Technically, of course, it is not within the Prime Minister's purview to prorogue Parliament, as he is required by law to make this request to the Governor General. The Governor General could refuse, but, as with all monarchical powers, usually does not exert her right to deny Prime Ministers' requests. Effectively then, the Prime Minister now wields power he was not intended to have. We have seen the abuses, thanks to Stephen Harper, that can occur when this power is granted to a Prime Minister. Therefore, it seems only sensible that this power should be taken away from the Prime Minister, and given to those who would stop such an abuse of power.
Jack Layton has proposed to give this power to the MPs in the House of Commons. Only if a majority of MPs were to agree to the suspension of Parliament would Parliament be prorogued. The intent is obviously to prevent Prime Ministers from succumbing to their undemocratic and partisan tendencies.

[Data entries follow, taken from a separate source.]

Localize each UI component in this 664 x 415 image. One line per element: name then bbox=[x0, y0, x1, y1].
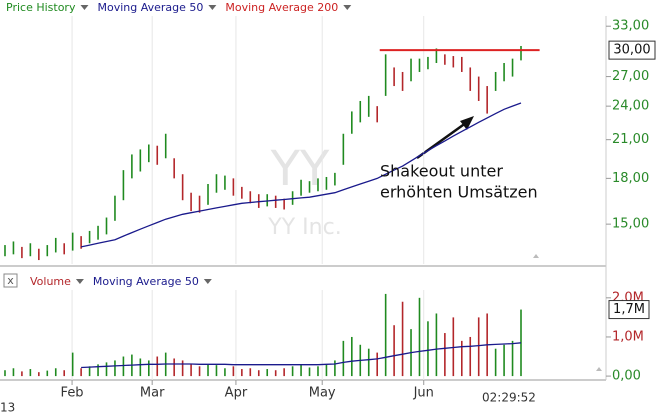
legend-entry: Price History bbox=[6, 1, 76, 14]
x-tick-label: Apr bbox=[225, 386, 248, 401]
legend-entry: Moving Average 200 bbox=[225, 1, 338, 14]
last-value-box bbox=[608, 300, 650, 320]
moving-average-line bbox=[80, 102, 522, 248]
watermark: YY bbox=[270, 141, 330, 197]
y-tick-label: 27,00 bbox=[612, 69, 649, 84]
scroll-icon bbox=[596, 367, 602, 371]
moving-average-line bbox=[81, 342, 522, 369]
annotation: erhöhten Umsätzen bbox=[380, 183, 538, 202]
x-tick-label: Jun bbox=[413, 386, 434, 401]
legend-entry: Moving Average 50 bbox=[97, 1, 203, 14]
legend-dropdown bbox=[208, 5, 217, 10]
y-tick-label: 24,00 bbox=[612, 99, 649, 114]
close-icon[interactable]: x bbox=[7, 274, 14, 287]
watermark: YY Inc. bbox=[267, 215, 341, 240]
time-label: 02:29:52 bbox=[482, 391, 536, 405]
x-tick-label: Mar bbox=[140, 386, 165, 401]
annotation-arrowhead bbox=[460, 116, 474, 130]
y-tick-label: 1,0M bbox=[612, 329, 644, 344]
last-value-label: 30,00 bbox=[613, 43, 650, 58]
legend-dropdown bbox=[203, 279, 212, 284]
close-button[interactable] bbox=[3, 273, 18, 288]
scroll-icon bbox=[533, 254, 539, 258]
x-tick-label: May bbox=[309, 386, 336, 401]
date-fragment: 13 bbox=[0, 401, 15, 415]
y-tick-label: 33,00 bbox=[612, 19, 649, 34]
annotation: Shakeout unter bbox=[380, 162, 503, 181]
last-value-box bbox=[608, 40, 656, 60]
y-tick-label: 0,00 bbox=[612, 369, 641, 384]
legend-entry: Moving Average 50 bbox=[93, 275, 199, 288]
legend-entry: Volume bbox=[30, 275, 71, 288]
last-value-label: 1,7M bbox=[613, 302, 645, 317]
x-tick-label: Feb bbox=[61, 386, 84, 401]
legend-dropdown bbox=[343, 5, 352, 10]
y-tick-label: 18,00 bbox=[612, 171, 649, 186]
y-tick-label: 21,00 bbox=[612, 132, 649, 147]
legend-dropdown bbox=[80, 5, 89, 10]
legend-dropdown bbox=[75, 279, 84, 284]
y-tick-label: 15,00 bbox=[612, 217, 649, 232]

This is proposal is well-founded and is the right approach to take, but it is nevertheless not perfect. Due to the stringent, and some say excessive, party discipline in our parliamentary system, such a proposal does not negate the possibility of an abusive prorogation if the government in power has a majority. In that case, all that the government would have to do is to whip the vote, and it would obtain the prorogation it desires.
Hence, it is necessary to curb as much as possible the potential for party discipline to essentially reprovide the Prime Minister with his power to prorogue. One necessary measure would be to ensure that votes on whether or not to prorogue would not be allowed to be confidence votes.
The ideal would be to give the power to prorogue to an impartial observer, in theory the Governor General. But the Governor General is hampered by constitutional convention, and would potentially face outrage if she were to use her power to deny prorogation. With certain provisions however, it seems a vote of MPs is the closest we'll get to this ideal.